Zwłaszcza patent tej ostatniej stał się popularny i coraz więcej osób rezygnuje z nabiału, zastępując na przykład mleko krowie którymś z napojów roślinnych. Okazuje się jednak, że pite w dużej ilości tak zwane mleko kokosowe, migdałowe czy ryżowe, może przyczynić się do pogorszenia stanu skóry. A dzieje się tak przez zawarte w tych napojach substancje, które wyglądają i zachowują się trochę jak żeńskie hormony płciowe.
Fitoestrogeny to związki pochodzenia roślinnego, które wzorem strukturalnym przypominają estrogeny. Jak wiadomo, trądzik zwykle jest efektem rozregulowanej gospodarki hormonalnej - najczęściej nadmiaru hormonów płciowych, czyli androgenów lub estrogenów. Te ostatnie przyczyniają się zwykle do powstania trądziku różowatego.
Przypominających estrogeny fitoestrogenów najwięcej jest w napoju sojowym, ale znajdziemy je także w mleku kokosowym, migdałowym, ryżowym i owsianym. I choć fitoestrogeny wykazują działanie słabsze od estrogenów, spożywane w dużych ilościach, mogą wpływać na gospodarkę hormonalną organizmu i stan skóry. Najlepszym dowodem na to są Japonki, które znacznie łagodniej od Europejek znoszą menopauzę.
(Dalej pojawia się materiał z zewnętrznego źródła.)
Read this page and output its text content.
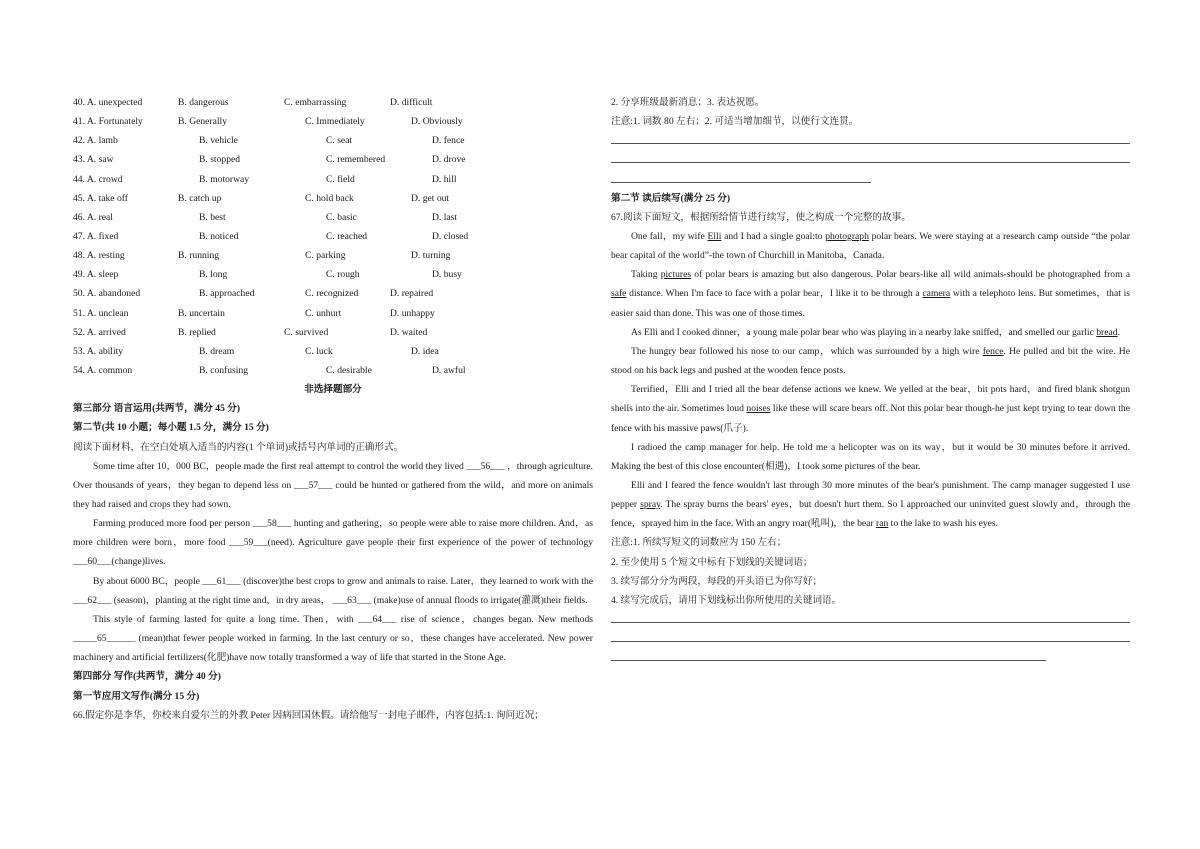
40. A. unexpected	B. dangerous	C. embarrassing	D. difficult
41. A. Fortunately	B. Generally	C. Immediately	D. Obviously
42. A. lamb	B. vehicle	C. seat	D. fence
43. A. saw	B. stopped	C. remembered	D. drove
44. A. crowd	B. motorway	C. field	D. hill
45. A. take off	B. catch up	C. hold back	D. get out
46. A. real	B. best	C. basic	D. last
47. A. fixed	B. noticed	C. reached	D. closed
48. A. resting	B. running	C. parking	D. turning
49. A. sleep	B. long	C. rough	D. busy
50. A. abandoned	B. approached	C. recognized	D. repaired
51. A. unclean	B. uncertain	C. unhurt	D. unhappy
52. A. arrived	B. replied	C. survived	D. waited
53. A. ability	B. dream	C. luck	D. idea
54. A. common	B. confusing	C. desirable	D. awful
非选择题部分
第三部分 语言运用(共两节，满分 45 分)
第二节(共 10 小题；每小题 1.5 分，满分 15 分)
阅读下面材料，在空白处填入适当的内容(1 个单词)或括号内单词的正确形式。
Some time after 10，000 BC，people made the first real attempt to control the world they lived ___56___ ，through agriculture. Over thousands of years，they began to depend less on ___57___ could be hunted or gathered from the wild，and more on animals they had raised and crops they had sown.
Farming produced more food per person ___58___ hunting and gathering，so people were able to raise more children. And，as more children were born，more food ___59___(need). Agriculture gave people their first experience of the power of technology ___60___(change)lives.
By about 6000 BC，people ___61___ (discover)the best crops to grow and animals to raise. Later，they learned to work with the ___62___ (season)，planting at the right time and，in dry areas， ___63___ (make)use of annual floods to irrigate(灌溉)their fields.
This style of farming lasted for quite a long time. Then，with ___64___ rise of science，changes began. New methods _____65______ (mean)that fewer people worked in farming. In the last century or so，these changes have accelerated. New power machinery and artificial fertilizers(化肥)have now totally transformed a way of life that started in the Stone Age.
第四部分 写作(共两节，满分 40 分)
第一节应用文写作(满分 15 分)
66.假定你是李华，你校来自爱尔兰的外教 Peter 因病回国休假。请给他写一封电子邮件，内容包括:1. 询问近况；
2. 分享班级最新消息；3. 表达祝愿。
注意:1. 词数 80 左右；2. 可适当增加细节，以使行文连贯。
第二节 读后续写(满分 25 分)
67.阅读下面短文，根据所给情节进行续写，使之构成一个完整的故事。
One fall，my wife Elli and I had a single goal:to photograph polar bears. We were staying at a research camp outside “the polar bear capital of the world”-the town of Churchill in Manitoba，Canada.
Taking pictures of polar bears is amazing but also dangerous. Polar bears-like all wild animals-should be photographed from a safe distance. When I'm face to face with a polar bear，I like it to be through a camera with a telephoto lens. But sometimes，that is easier said than done. This was one of those times.
As Elli and I cooked dinner，a young male polar bear who was playing in a nearby lake sniffed，and smelled our garlic bread.
The hungry bear followed his nose to our camp，which was surrounded by a high wire fence. He pulled and bit the wire. He stood on his back legs and pushed at the wooden fence posts.
Terrified，Elli and I tried all the bear defense actions we knew. We yelled at the bear，bit pots hard，and fired blank shotgun shells into the air. Sometimes loud noises like these will scare bears off. Not this polar bear though-he just kept trying to tear down the fence with his massive paws(爪子).
I radioed the camp manager for help. He told me a helicopter was on its way，but it would be 30 minutes before it arrived. Making the best of this close encounter(相遇)，I took some pictures of the bear.
Elli and I feared the fence wouldn't last through 30 more minutes of the bear's punishment. The camp manager suggested I use pepper spray. The spray burns the bears' eyes，but doesn't hurt them. So I approached our uninvited guest slowly and，through the fence，sprayed him in the face. With an angry roar(吼叫)，the bear ran to the lake to wash his eyes.
注意:1. 所续写短文的词数应为 150 左右；
2. 至少使用 5 个短文中标有下划线的关键词语；
3. 续写部分分为两段，每段的开头语已为你写好；
4. 续写完成后，请用下划线标出你所使用的关键词语。
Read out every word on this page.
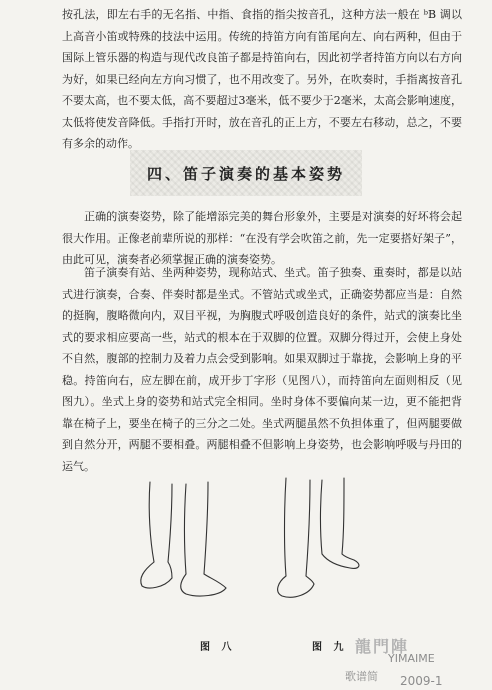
按孔法，即左右手的无名指、中指、食指的指尖按音孔，这种方法一般在 ᵇB 调以上高音小笛或特殊的技法中运用。传统的持笛方向有笛尾向左、向右两种，但由于国际上管乐器的构造与现代改良笛子都是持笛向右，因此初学者持笛方向以右方向为好，如果已经向左方向习惯了，也不用改变了。另外，在吹奏时，手指离按音孔不要太高，也不要太低，高不要超过3毫米，低不要少于2毫米，太高会影响速度，太低将使发音降低。手指打开时，放在音孔的正上方，不要左右移动，总之，不要有多余的动作。

四、笛子演奏的基本姿势

正确的演奏姿势，除了能增添完美的舞台形象外，主要是对演奏的好坏将会起很大作用。正像老前辈所说的那样：“在没有学会吹笛之前，先一定要搭好架子”，由此可见，演奏者必须掌握正确的演奏姿势。

笛子演奏有站、坐两种姿势，现称站式、坐式。笛子独奏、重奏时，都是以站式进行演奏，合奏、伴奏时都是坐式。不管站式或坐式，正确姿势都应当是：自然的挺胸，腹略微向内，双目平视，为胸腹式呼吸创造良好的条件，站式的演奏比坐式的要求相应要高一些，站式的根本在于双脚的位置。双脚分得过开，会使上身处不自然，腹部的控制力及着力点会受到影响。如果双脚过于靠拢，会影响上身的平稳。持笛向右，应左脚在前，成开步丁字形（见图八），而持笛向左面则相反（见图九）。坐式上身的姿势和站式完全相同。坐时身体不要偏向某一边，更不能把背靠在椅子上，要坐在椅子的三分之二处。坐式两腿虽然不负担体重了，但两腿要做到自然分开，两腿不要相叠。两腿相叠不但影响上身姿势，也会影响呼吸与丹田的运气。

图 八	图 九 龍門陣
YIMAIME
歌谱简 2009-1
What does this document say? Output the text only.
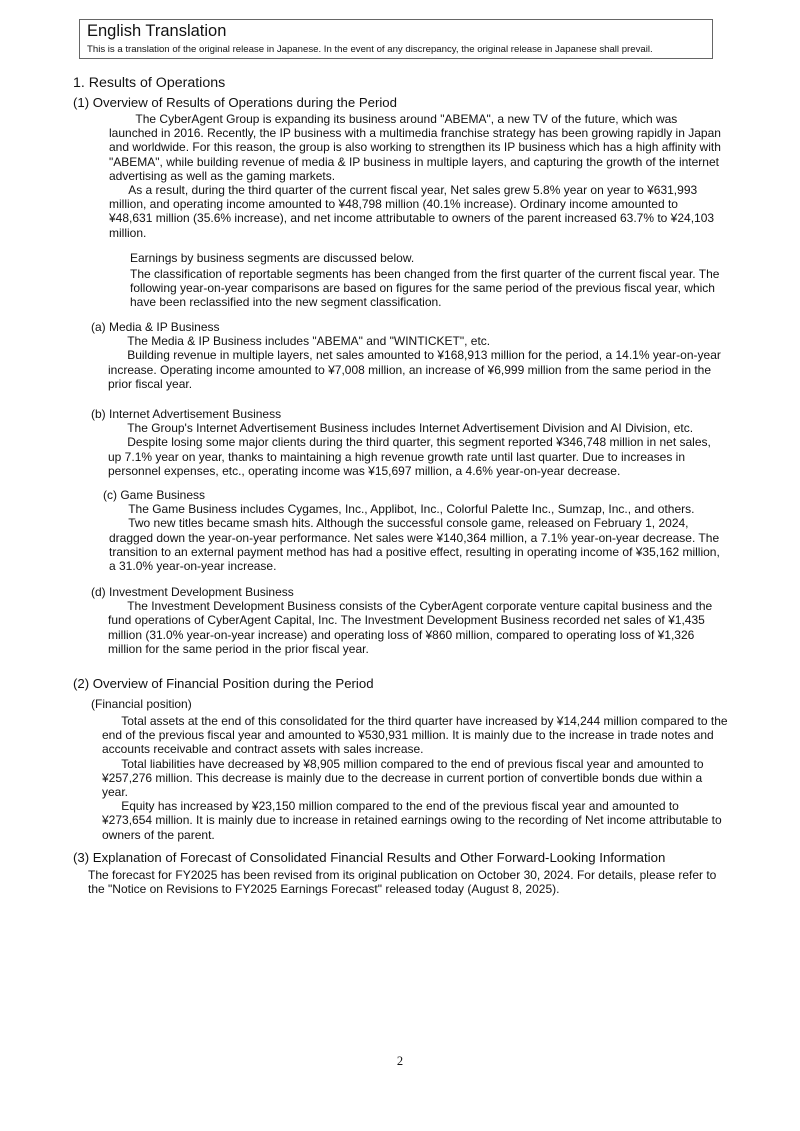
English Translation

This is a translation of the original release in Japanese. In the event of any discrepancy, the original release in Japanese shall prevail.

1. Results of Operations

(1) Overview of Results of Operations during the Period

The CyberAgent Group is expanding its business around "ABEMA", a new TV of the future, which was launched in 2016. Recently, the IP business with a multimedia franchise strategy has been growing rapidly in Japan and worldwide. For this reason, the group is also working to strengthen its IP business which has a high affinity with "ABEMA", while building revenue of media & IP business in multiple layers, and capturing the growth of the internet advertising as well as the gaming markets.

As a result, during the third quarter of the current fiscal year, Net sales grew 5.8% year on year to ¥631,993 million, and operating income amounted to ¥48,798 million (40.1% increase). Ordinary income amounted to ¥48,631 million (35.6% increase), and net income attributable to owners of the parent increased 63.7% to ¥24,103 million.

Earnings by business segments are discussed below.

The classification of reportable segments has been changed from the first quarter of the current fiscal year. The following year-on-year comparisons are based on figures for the same period of the previous fiscal year, which have been reclassified into the new segment classification.

(a) Media & IP Business

The Media & IP Business includes "ABEMA" and "WINTICKET", etc.

Building revenue in multiple layers, net sales amounted to ¥168,913 million for the period, a 14.1% year-on-year increase. Operating income amounted to ¥7,008 million, an increase of ¥6,999 million from the same period in the prior fiscal year.

(b) Internet Advertisement Business

The Group's Internet Advertisement Business includes Internet Advertisement Division and AI Division, etc.

Despite losing some major clients during the third quarter, this segment reported ¥346,748 million in net sales, up 7.1% year on year, thanks to maintaining a high revenue growth rate until last quarter. Due to increases in personnel expenses, etc., operating income was ¥15,697 million, a 4.6% year-on-year decrease.

(c) Game Business

The Game Business includes Cygames, Inc., Applibot, Inc., Colorful Palette Inc., Sumzap, Inc., and others.

Two new titles became smash hits. Although the successful console game, released on February 1, 2024, dragged down the year-on-year performance. Net sales were ¥140,364 million, a 7.1% year-on-year decrease. The transition to an external payment method has had a positive effect, resulting in operating income of ¥35,162 million, a 31.0% year-on-year increase.

(d) Investment Development Business

The Investment Development Business consists of the CyberAgent corporate venture capital business and the fund operations of CyberAgent Capital, Inc. The Investment Development Business recorded net sales of ¥1,435 million (31.0% year-on-year increase) and operating loss of ¥860 million, compared to operating loss of ¥1,326 million for the same period in the prior fiscal year.

(2) Overview of Financial Position during the Period

(Financial position)

Total assets at the end of this consolidated for the third quarter have increased by ¥14,244 million compared to the end of the previous fiscal year and amounted to ¥530,931 million. It is mainly due to the increase in trade notes and accounts receivable and contract assets with sales increase.

Total liabilities have decreased by ¥8,905 million compared to the end of previous fiscal year and amounted to ¥257,276 million. This decrease is mainly due to the decrease in current portion of convertible bonds due within a year.

Equity has increased by ¥23,150 million compared to the end of the previous fiscal year and amounted to ¥273,654 million. It is mainly due to increase in retained earnings owing to the recording of Net income attributable to owners of the parent.

(3) Explanation of Forecast of Consolidated Financial Results and Other Forward-Looking Information

The forecast for FY2025 has been revised from its original publication on October 30, 2024. For details, please refer to the "Notice on Revisions to FY2025 Earnings Forecast" released today (August 8, 2025).

2
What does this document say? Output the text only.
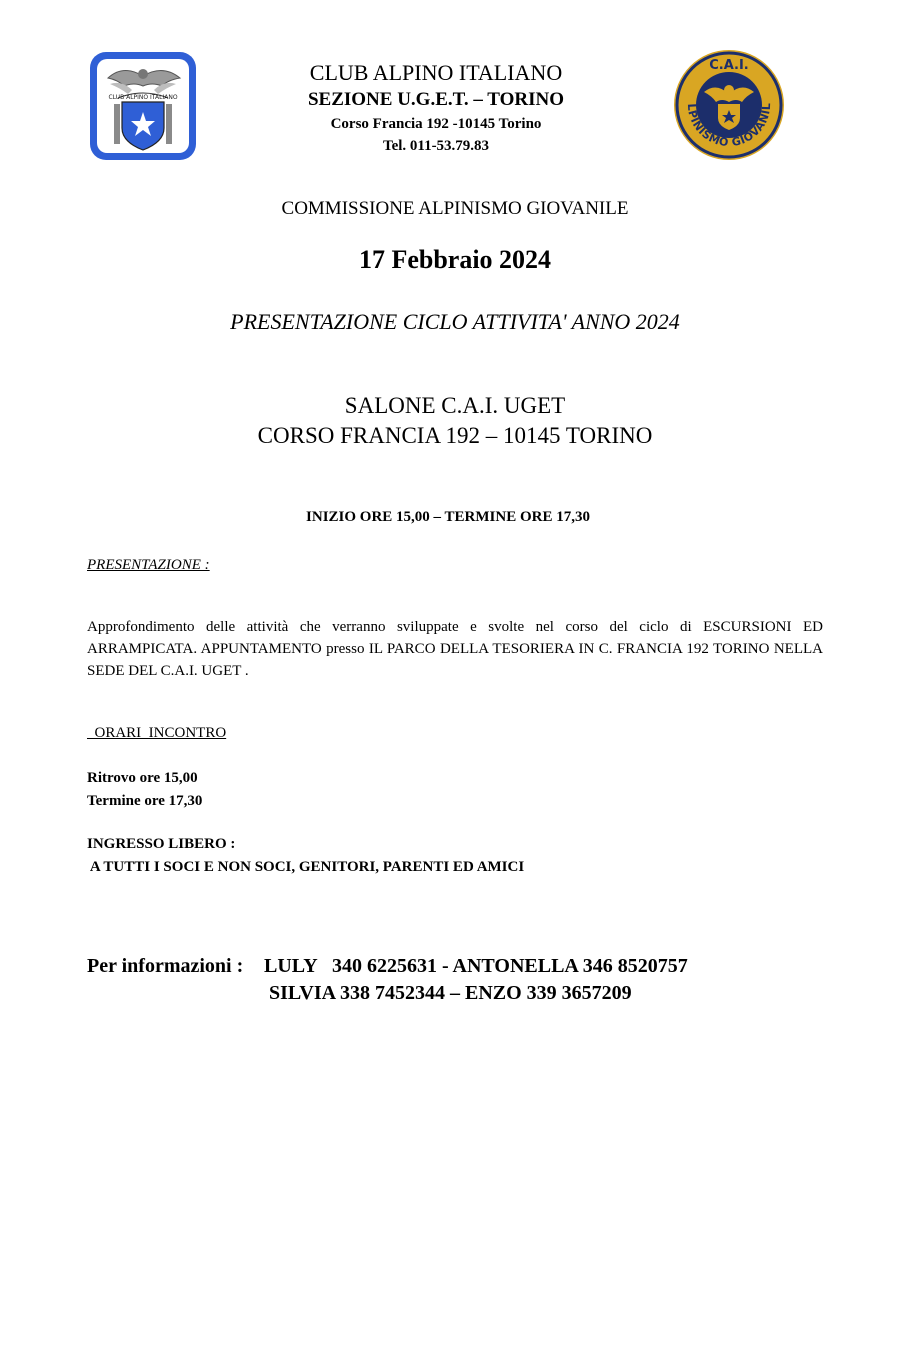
CLUB ALPINO ITALIANO
C.A.I.
LPINISMO GIOVANIL
CLUB ALPINO ITALIANO
SEZIONE U.G.E.T. – TORINO
Corso Francia 192 -10145 Torino
Tel. 011-53.79.83
COMMISSIONE ALPINISMO GIOVANILE
17 Febbraio 2024
PRESENTAZIONE CICLO ATTIVITA' ANNO 2024
SALONE C.A.I. UGET
CORSO FRANCIA 192 – 10145 TORINO
INIZIO ORE 15,00 – TERMINE ORE 17,30
PRESENTAZIONE :
Approfondimento delle attività che verranno sviluppate e svolte nel corso del ciclo di ESCURSIONI ED ARRAMPICATA. APPUNTAMENTO presso IL PARCO DELLA TESORIERA IN C. FRANCIA 192 TORINO NELLA SEDE DEL C.A.I. UGET .
ORARI  INCONTRO
Ritrovo ore 15,00
Termine ore 17,30
INGRESSO LIBERO :
A TUTTI I SOCI E NON SOCI, GENITORI, PARENTI ED AMICI
Per informazioni : LULY   340 6225631 - ANTONELLA 346 8520757
SILVIA 338 7452344 – ENZO 339 3657209
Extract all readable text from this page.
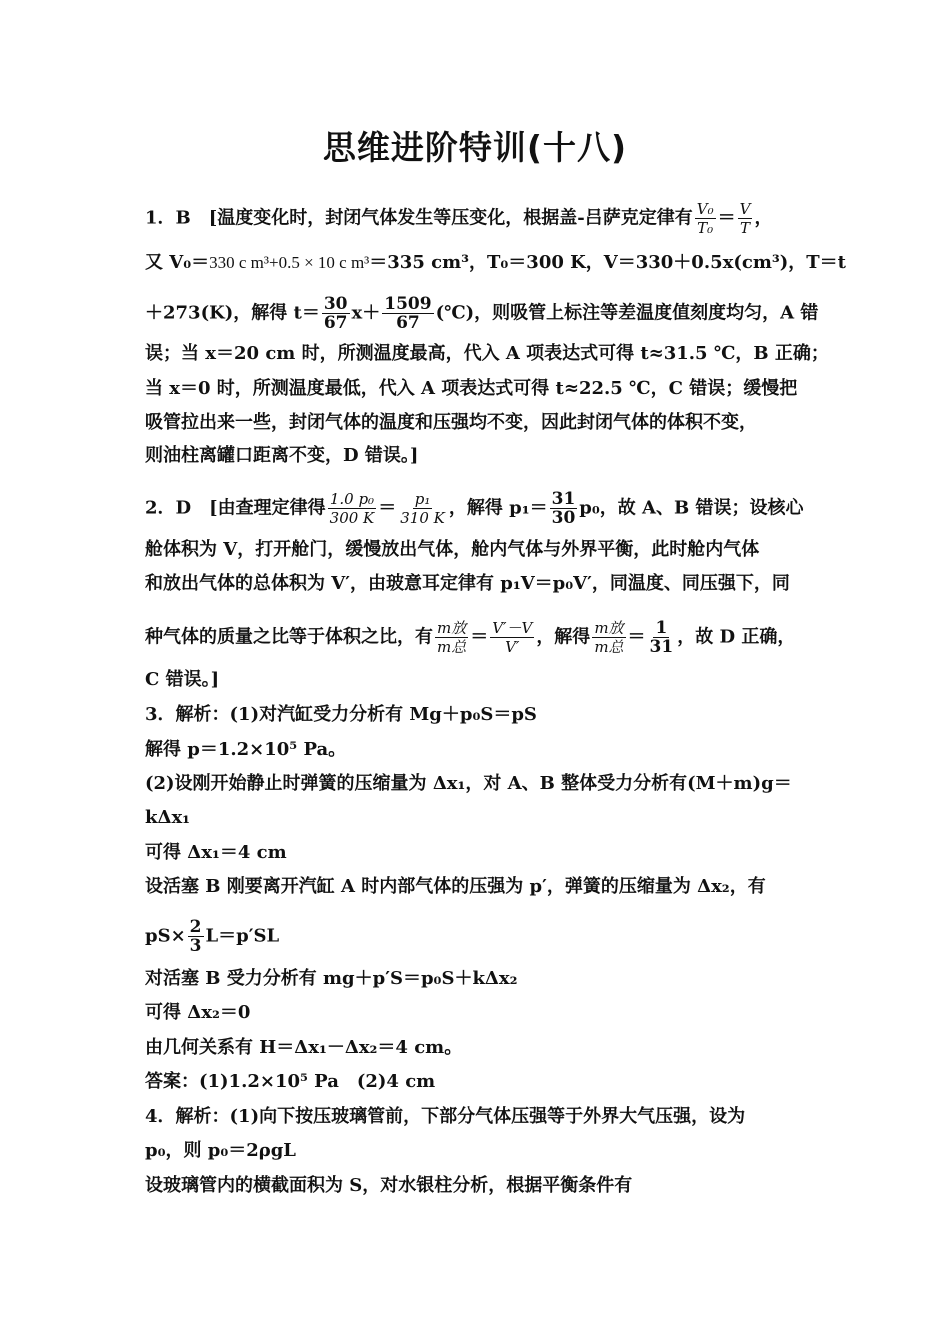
思维进阶特训(十八)
1．B　[温度变化时，封闭气体发生等压变化，根据盖-吕萨克定律有 $\frac{\text{V₀}}{\text{T₀}} = \frac{V}{T}$ ，
又 V₀＝330 c m³+0.5 × 10 c m³＝335 cm³，T₀＝300 K，V＝330＋0.5x(cm³)，T＝t
＋273(K)，解得 $t= \frac{30}{67} x+ \frac{1509}{67}$ (℃)，则吸管上标注等差温度值刻度均匀，A 错
误；当 x＝20 cm 时，所测温度最高，代入 A 项表达式可得 t≈31.5 ℃，B 正确；
当 x＝0 时，所测温度最低，代入 A 项表达式可得 t≈22.5 ℃，C 错误；缓慢把
吸管拉出来一些，封闭气体的温度和压强均不变，因此封闭气体的体积不变，
则油柱离罐口距离不变，D 错误。]
2．D　[由查理定律得 $\frac{\text{1.0 p₀}}{300 K} = \frac{\text{p₁}}{310 K}$ ，解得 $p_1= \frac{31}{30} p_0$，故 A、B 错误；设核心
舱体积为 V，打开舱门，缓慢放出气体，舱内气体与外界平衡，此时舱内气体
和放出气体的总体积为 V′，由玻意耳定律有 p₁V＝p₀V′，同温度、同压强下，同
种气体的质量之比等于体积之比，有 m放
m总 ＝ $\frac{V'-V}{V'}$ ，解得 m放
m总 ＝ $\frac{1}{31}$ ，故 D 正确，
C 错误。]
3．解析：(1)对汽缸受力分析有 Mg＋p₀S＝pS
解得 p＝1.2×10⁵ Pa。
(2)设刚开始静止时弹簧的压缩量为 Δx₁，对 A、B 整体受力分析有(M＋m)g＝
kΔx₁
可得 Δx₁＝4 cm
设活塞 B 刚要离开汽缸 A 时内部气体的压强为 p′，弹簧的压缩量为 Δx₂，有
$pS\times \frac{2}{3} L=p'SL$
对活塞 B 受力分析有 mg＋p′S＝p₀S＋kΔx₂
可得 Δx₂＝0
由几何关系有 H＝Δx₁－Δx₂＝4 cm。
答案：(1)1.2×10⁵ Pa　(2)4 cm
4．解析：(1)向下按压玻璃管前，下部分气体压强等于外界大气压强，设为
p₀，则 p₀＝2ρgL
设玻璃管内的横截面积为 S，对水银柱分析，根据平衡条件有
Jednym z objawów przekwitania (menopauzy) jest spadek poziomu estrogenów. Gdy estrogenów robi się mniej, w organizmie następuje szereg zmian - między innymi spowolnienie procesów regeneracyjnych. Tymczasem, dzięki diecie bogatej w soję i jej przetwory (tofu, sos sojowy) Japonki dostarczają sobie takie ilości fitoestrogenów, że menopauza jest dla nich prawie niezauważalna.
Zobacz także: Zmiana diety sprawi, że twoja dotąd nieestetycznie błyszcząca się skóra, stanie się matowa!
Jeżeli pomimo rezygnacji z produktów mlecznych, na twojej skórze wciąż pojawiają się nowe stany zapalne, zastanów się, czy nie spożywasz zbyt wielu produktów zawierających roślinne odpowiedniki estrogenów. Może wystarczy pić mniej napoju sojowego lub zrezygnować z tofu, żeby mieć zdrowszą cerę?